René-Maxime Parent | 09 sept 2015Avec la série Narcos (2015), Netflix ajoute à son contenu audiovisuel en flux continu sa version de la biographie de l’assassin Pablo Escobar qui a gouverné le marché mondial de la cocaïne dans les années 1980. Le ras-le-bol d’une foule de Colombiens face à l’association de leur culture à la violence et au narcotrafic ne peut rien contre la multiplication des Pablo Escobar, rapporte le quotidien espagnol El País le 7 septembre.
Il existe déjà plusieurs séries sur ce personnage datant des dernières années dont plusieurs ont été tournés en Colombie. Ce pays de tradition télévisuelle est en train de développer son industrie cinématographique en s’inspirant de sa propre réalité, plus précisément de son côté dur.

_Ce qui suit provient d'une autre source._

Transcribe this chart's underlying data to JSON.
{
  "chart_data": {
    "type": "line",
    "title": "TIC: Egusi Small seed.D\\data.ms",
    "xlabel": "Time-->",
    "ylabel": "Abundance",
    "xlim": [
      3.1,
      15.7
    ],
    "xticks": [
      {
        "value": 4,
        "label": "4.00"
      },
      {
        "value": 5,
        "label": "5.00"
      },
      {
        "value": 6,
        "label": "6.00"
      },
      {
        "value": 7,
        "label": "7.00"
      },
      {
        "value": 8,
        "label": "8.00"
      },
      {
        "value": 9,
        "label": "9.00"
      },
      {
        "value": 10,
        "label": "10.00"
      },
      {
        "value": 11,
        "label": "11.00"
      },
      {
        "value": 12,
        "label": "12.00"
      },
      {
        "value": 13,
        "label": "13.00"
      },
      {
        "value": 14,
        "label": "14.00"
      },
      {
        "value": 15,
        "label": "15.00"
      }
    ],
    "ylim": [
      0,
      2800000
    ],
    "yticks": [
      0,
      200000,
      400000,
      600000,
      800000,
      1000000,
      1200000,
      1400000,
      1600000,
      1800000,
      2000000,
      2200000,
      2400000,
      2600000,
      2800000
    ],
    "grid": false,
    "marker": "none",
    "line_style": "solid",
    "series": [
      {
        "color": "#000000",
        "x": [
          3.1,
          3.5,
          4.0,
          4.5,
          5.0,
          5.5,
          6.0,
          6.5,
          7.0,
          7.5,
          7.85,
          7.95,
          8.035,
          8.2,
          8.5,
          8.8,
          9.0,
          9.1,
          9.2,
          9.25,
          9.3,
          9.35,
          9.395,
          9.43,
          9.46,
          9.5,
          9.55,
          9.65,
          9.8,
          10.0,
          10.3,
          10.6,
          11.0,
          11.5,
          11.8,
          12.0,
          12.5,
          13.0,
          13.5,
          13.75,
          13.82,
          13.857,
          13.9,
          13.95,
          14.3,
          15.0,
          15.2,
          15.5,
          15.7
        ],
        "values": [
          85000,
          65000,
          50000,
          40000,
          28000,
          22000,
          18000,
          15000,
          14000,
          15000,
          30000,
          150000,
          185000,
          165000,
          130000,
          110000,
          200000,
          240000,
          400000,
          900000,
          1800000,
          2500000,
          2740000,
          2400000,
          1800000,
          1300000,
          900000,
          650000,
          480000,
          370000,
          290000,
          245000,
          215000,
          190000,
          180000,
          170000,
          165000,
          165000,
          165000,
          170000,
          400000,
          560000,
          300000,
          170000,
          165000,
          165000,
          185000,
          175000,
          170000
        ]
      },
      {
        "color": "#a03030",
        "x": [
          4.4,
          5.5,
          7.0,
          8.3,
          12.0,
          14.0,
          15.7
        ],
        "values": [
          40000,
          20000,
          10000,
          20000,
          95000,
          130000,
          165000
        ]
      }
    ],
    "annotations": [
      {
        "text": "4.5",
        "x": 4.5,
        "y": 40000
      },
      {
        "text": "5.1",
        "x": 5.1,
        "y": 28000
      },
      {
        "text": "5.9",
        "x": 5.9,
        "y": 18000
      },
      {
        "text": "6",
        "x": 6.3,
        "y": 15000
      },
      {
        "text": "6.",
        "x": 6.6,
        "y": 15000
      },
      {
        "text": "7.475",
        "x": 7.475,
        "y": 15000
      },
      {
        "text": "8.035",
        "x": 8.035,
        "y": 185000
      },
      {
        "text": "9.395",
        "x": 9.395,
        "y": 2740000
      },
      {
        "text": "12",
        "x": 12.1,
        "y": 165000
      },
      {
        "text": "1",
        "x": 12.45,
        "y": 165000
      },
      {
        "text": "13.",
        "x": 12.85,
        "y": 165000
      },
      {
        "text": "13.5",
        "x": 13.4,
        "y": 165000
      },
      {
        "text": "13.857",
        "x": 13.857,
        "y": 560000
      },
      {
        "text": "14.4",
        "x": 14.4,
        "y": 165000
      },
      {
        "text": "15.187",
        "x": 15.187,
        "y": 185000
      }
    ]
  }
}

Les spectateurs ont assisté à trois films de 2008 à 2014 qui portent sur une mafia nationale qui use d’une violence extrême.
Au début de l’année, le Festival international du film de Toronto a lancé le film le plus récent sur le personnage, Paradise Lost (2014), dirigé par l’acteur italien Andrea Di Stefano qui se trouvait derrière la caméra pour la première fois. Le rôle principal est joué par Benicio del Toro, l’acteur qui incarnait le Che (2008) dans les deux films du même nom et un enquêteur mexicain affecté au narcotrafic dans le film Traffic (2000) sous la direction de l’Américain Steven Soderbergh. Cet acteur d’origine portoricaine établie aux États-Unis joue également dans le film Sicario (2015) du réalisateur québécois Denis Villeneuve, un autre film sur le narcotrafic.
Benicio del Toro joue un Pablo Escobar qui s’exprime en anglais. Malgré toutes les occupations d’un criminel de son calibre, il trouve le temps de protéger sa nièce qui le présente à un copain « gringo ». La critique colombienne a été clémente envers le jeu du comédien, mais a passé le film à la déchiqueteuse pour avoir traité un aspect de sa culture avec superficialité.
Courant le risque de reproduire la même erreur, un autre acteur hollywoodien se frotte à l’univers de Pablo Escobar, Tom Cruise. Au long de sa carrière, il s’est initié au crime organisé avec Risky Business (1983), à la drogue avec Cocktail (1988) et à la culture hispanique avec Vanilla Sky (2001), le remake de Abre los ojos (1997) du cinéaste espagnol Alejandro Amenábar. La semaine dernière, le héros de Top Gun (1986) s’est laissé photographier aux côtés de soldats de l’armée colombienne lors de sa visite du département d’Amazonas. Là, où ils sont en train de tourner des scènes de son prochain film prévu pour 2017.
Le récit de Mena ( le titre est sujet à changement ), dirigé par Doug Liman et présenté par Tom Cruise, se base sur la vie du pilote américain Barry Seal qui a travaillé avec Pablo Escobar.
À faible coût
Narcos (2015) de même que Mena (2017) n’a pas seulement choisi la Colombie pour s’approprier la trajectoire du personnage. Les deux productions profitent des incitatifs fiscaux de la loi 1.556 votée en 2012, nommée « Filmación Colombia ». Le gouvernement rembourse 40 pour cent des frais de la production audiovisuelle et 20 pour cent des frais de tourisme, incluant les billets d’avion et l’hôtel. Alors, on risque de pondre de plus en plus de Pablo Escobar en sol colombien. Netflix vient de confirmer la deuxième saison de la série Narcos pour 2016.
« Le plus important était de raconter l’histoire avec honnêteté », confirme l’Américain Eric Newman, l’un des producteurs de Narcos, rapporte La Presse, le 28 août. « La série est racontée du point de vue de Steve Murphy, un agent de la DEA interprété par Boyd Holbrook, lancé aux trousses d’Escobar jusqu’à sa mort en 1993 sous les balles de la police (…) mais l’attention est portée également sur la figure d’Escobar, incarnée par l’acteur brésilien Wagner Moura, car c’est à lui que l’on doit l’arrivée de la DEA en Colombie », poursuit le quotidien.
« La bande-annonce, qui a été divulguée aujourd’hui, promet des reconstitutions historiques saisissantes et des scènes d’action enlevantes », lit-on dans le Journal de Montréal, le 19 août.
Pour les Colombiens qui en ont assez de voir le criminel à l’écran, de l’indépendance du pays en 1810 à aujourd’hui en passant par l’œuvre du défunt Gabriel García Márquez, ce n’est pas les sujets qui manquent pour faire un bon film. Pourquoi ne pas faire une série sur le Panama, cette ex-province de la Colombie? Il s’agit de plus de 75 000 km2 de superficie où les grandes productions ne bénéficient pas des incitatifs de la nouvelle loi colombienne. Une vraie tragédie!